Refugee resettled in Cambodia under Australia deal 'wants to go home'
Women ride a motorcycle past a house that is used to temporarily house asylum seekers sent from a South Pacific detention centre, in Phnom Penh, Cambodia August 31, 2015.
PHOTO: Reuters

PHNOM PENH - A Myanmar Rohingya refugee recently resettled in Cambodia in a controversial and lucrative deal with Australia wants to go home, a Cambodian official said Monday.

Under Canberra's hardline immigration policy, asylum-seekers who arrive by boat are denied resettlement in Australia and sent to Papua New Guinea and Nauru, even if they are genuine refugees.

In a deal that was condemned by rights groups and the UN, Cambodia agreed to take in Australia's unwanted refugees in exchange for millions of dollars of aid over the next four years.

Only those who volunteer are resettled.

Cambodia received its first batch of Nauru-held refugees - three Iranians and one ethnic Rohingya man from Myanmar - in early June.

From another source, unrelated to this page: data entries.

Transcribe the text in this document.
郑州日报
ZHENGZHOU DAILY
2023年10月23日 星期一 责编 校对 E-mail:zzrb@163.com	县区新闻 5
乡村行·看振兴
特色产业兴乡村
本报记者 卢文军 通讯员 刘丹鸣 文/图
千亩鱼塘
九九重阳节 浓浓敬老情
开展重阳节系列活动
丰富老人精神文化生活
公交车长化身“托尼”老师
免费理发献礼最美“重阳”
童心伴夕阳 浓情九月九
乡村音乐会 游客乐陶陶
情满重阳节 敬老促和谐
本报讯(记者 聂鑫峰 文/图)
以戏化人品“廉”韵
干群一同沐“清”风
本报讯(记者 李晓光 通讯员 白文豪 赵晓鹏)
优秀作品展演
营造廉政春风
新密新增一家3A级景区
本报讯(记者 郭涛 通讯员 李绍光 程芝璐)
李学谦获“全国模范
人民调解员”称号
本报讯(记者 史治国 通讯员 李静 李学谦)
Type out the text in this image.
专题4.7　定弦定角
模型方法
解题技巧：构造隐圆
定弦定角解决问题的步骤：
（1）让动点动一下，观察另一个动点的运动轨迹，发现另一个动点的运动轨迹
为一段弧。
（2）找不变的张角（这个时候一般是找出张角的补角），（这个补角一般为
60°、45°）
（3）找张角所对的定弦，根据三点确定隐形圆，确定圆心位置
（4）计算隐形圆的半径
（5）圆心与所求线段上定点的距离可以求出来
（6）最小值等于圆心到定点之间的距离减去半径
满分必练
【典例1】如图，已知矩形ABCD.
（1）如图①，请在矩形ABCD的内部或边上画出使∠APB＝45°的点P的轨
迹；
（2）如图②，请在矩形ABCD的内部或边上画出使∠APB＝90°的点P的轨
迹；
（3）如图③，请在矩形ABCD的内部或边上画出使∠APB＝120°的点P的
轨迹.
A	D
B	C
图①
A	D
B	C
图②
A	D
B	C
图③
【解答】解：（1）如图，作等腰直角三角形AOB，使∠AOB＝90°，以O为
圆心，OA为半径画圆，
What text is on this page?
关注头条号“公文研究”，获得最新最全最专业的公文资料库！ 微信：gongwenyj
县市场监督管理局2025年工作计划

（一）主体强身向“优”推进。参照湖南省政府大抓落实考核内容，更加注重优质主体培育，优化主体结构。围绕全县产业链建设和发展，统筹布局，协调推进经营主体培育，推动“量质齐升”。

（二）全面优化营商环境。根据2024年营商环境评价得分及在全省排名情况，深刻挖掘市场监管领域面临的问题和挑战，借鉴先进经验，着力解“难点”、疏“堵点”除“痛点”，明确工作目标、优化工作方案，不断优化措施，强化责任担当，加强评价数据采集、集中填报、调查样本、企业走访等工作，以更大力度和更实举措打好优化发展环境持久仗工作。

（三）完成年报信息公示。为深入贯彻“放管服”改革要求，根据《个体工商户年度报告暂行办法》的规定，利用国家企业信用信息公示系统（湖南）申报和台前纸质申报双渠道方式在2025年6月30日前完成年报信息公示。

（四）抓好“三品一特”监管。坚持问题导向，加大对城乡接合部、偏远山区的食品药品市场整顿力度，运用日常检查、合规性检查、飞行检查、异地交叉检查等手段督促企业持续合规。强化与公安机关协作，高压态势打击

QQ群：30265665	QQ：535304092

But the Rohingya, a 25-year-old man, wants to return to Myanmar because of "homesickness," General Khieu Sopheak, the spokesman for the Cambodian interior ministry, told AFP.

"We are not opposing this. After resettling here in Cambodia, he has been meeting with the Burmese (Myanmar) embassy. We received the news from the Burmese embassy that the man wants to go back home," he said, adding that his father visited the man recently.

He said the Myanmar embassy in Phnom Penh had sent letters to the Cambodian foreign ministry and Australian immigration authorities to seek their view on the Rohingya's wish to return.

"In principle, we have no objection to (his return to Myanmar)," Khieu Sopheak said.

He added that the man, who was born in 1990, is now "waiting for travelling documents from the Burmese embassy; then we will let him go".

After the four refugees arrived in Cambodia in June, they were whisked away to a new life at an undisclosed location with the help of the International Organization for Migration which is tasked with helping them settle in.

The media have not yet been allowed to meet or interview the four refugees.

The IOM said it was unable to comment on the case "due to the refugee's request for privacy and our own confidentiality rules." Refugee advocates say asylum-seekers heading for Australia do not generally want to be sent to Cambodia, a country that has been criticised for its own record of helping refugees, particularly Vietnamese Montagnards who are often deported.

Conditions on Nauru and Papua New Guinea have also been heavily criticised.

Khieu Sopheak said the Rohingya man's desire to return to Myanmar would not affect the deal with Australia.

"The agreement is still valid, we will continue to take in more refugees. But for now we have to wait until the other three refugees integrate into Cambodian society before we are going to accept more refugees," he added.